The combination of his excitement at reading holy books and the lives of saints and the disillusionment of the royal life accelerated the young man’s goals, and he returned home more determined than ever to pursue a religious life. He wanted to join the Society of Jesus (Jesuits), but his father flatly refused every one of the times Aloysius pleaded with him. After four years of begging and dedication to teaching the poor and helping out in hospices whenever possible, which was frequent because of his own ailment, his father finally gave in.
The Jesuits began Aloysius’ religious education in Milan, but during the curriculum, it was determined he was too ill to continue and may even die. He was rushed to Rome and ordained in 1587. In that same year, the eternal city was hit with the plague. What life with the Jesuits had taught the man was how to live among other, like-minded souls for the communal service of all.

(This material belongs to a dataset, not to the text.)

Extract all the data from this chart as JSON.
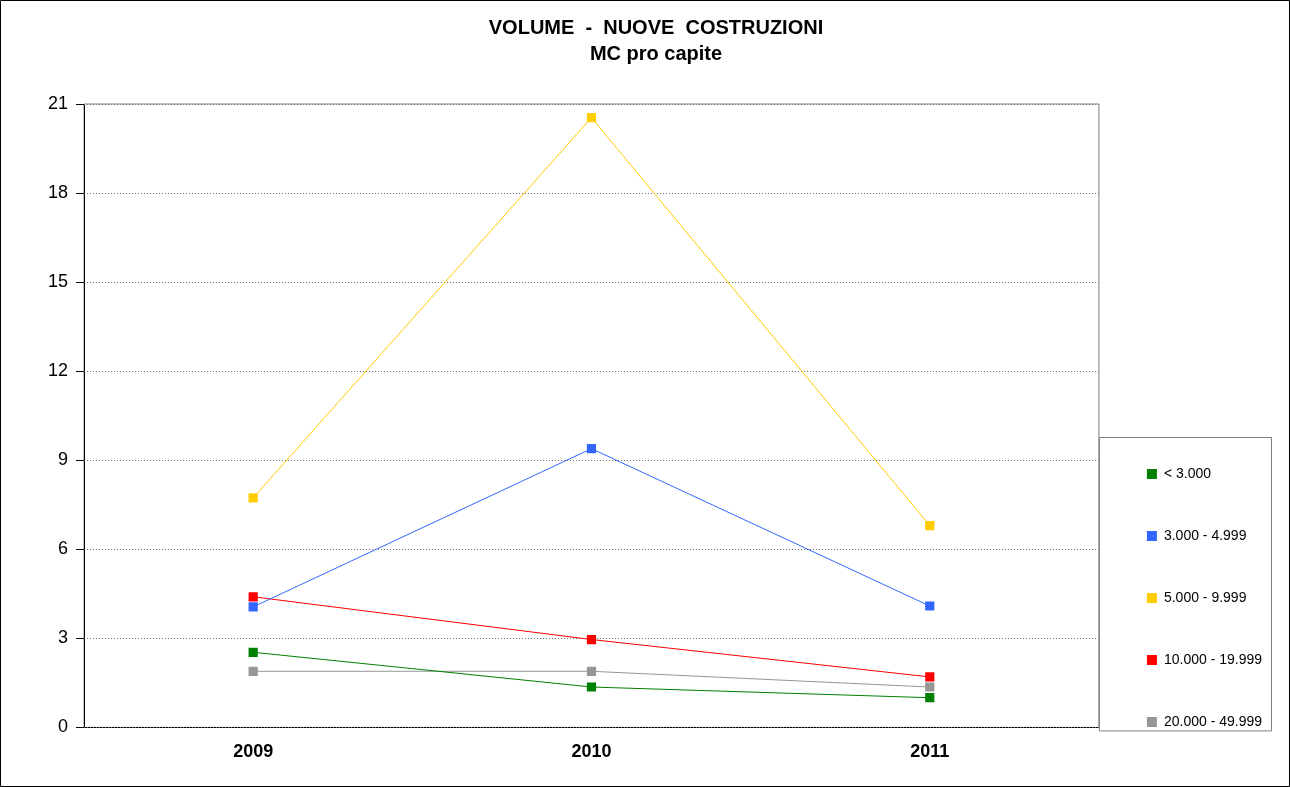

When a hospital was opened quickly by the Jesuits to service the ever-increasing number of victims, Aloysius was on the front line. Even though he contracted the disease himself, he never waivered in his service to others; never did he decline in prayer or action. This was not just speaking the Gospel but teaching it by the way one lives. He died on June 21, 1591 at the age of twenty-four. His life had been a near perfect example of non-stop dedication to the call of Jesus Christ no matter what obstacle lay in the path.
Sometimes saints travel in small circles. Aloysius received First Holy Communion from St Charles Borromeo and was given the last rites by St Robert Bellarmine, who had also been his spiritual advisor. Aloysius was canonized by one pope, declared a protector of young students by another, and patron of Catholic youth by a third.
The mission of the Church has not changed. It is still the ecclesial purpose of the Body of Christ to commune in thanksgiving and in service for one another, and to spread the Gospel by word and (especially) deed. Sometimes that community’s needs may become different through our changing times, but our response to one another should not. In the twenty-first century, St Aloysius Gonzaga is the patron of those who suffer with AIDS. We are the Body of Christ.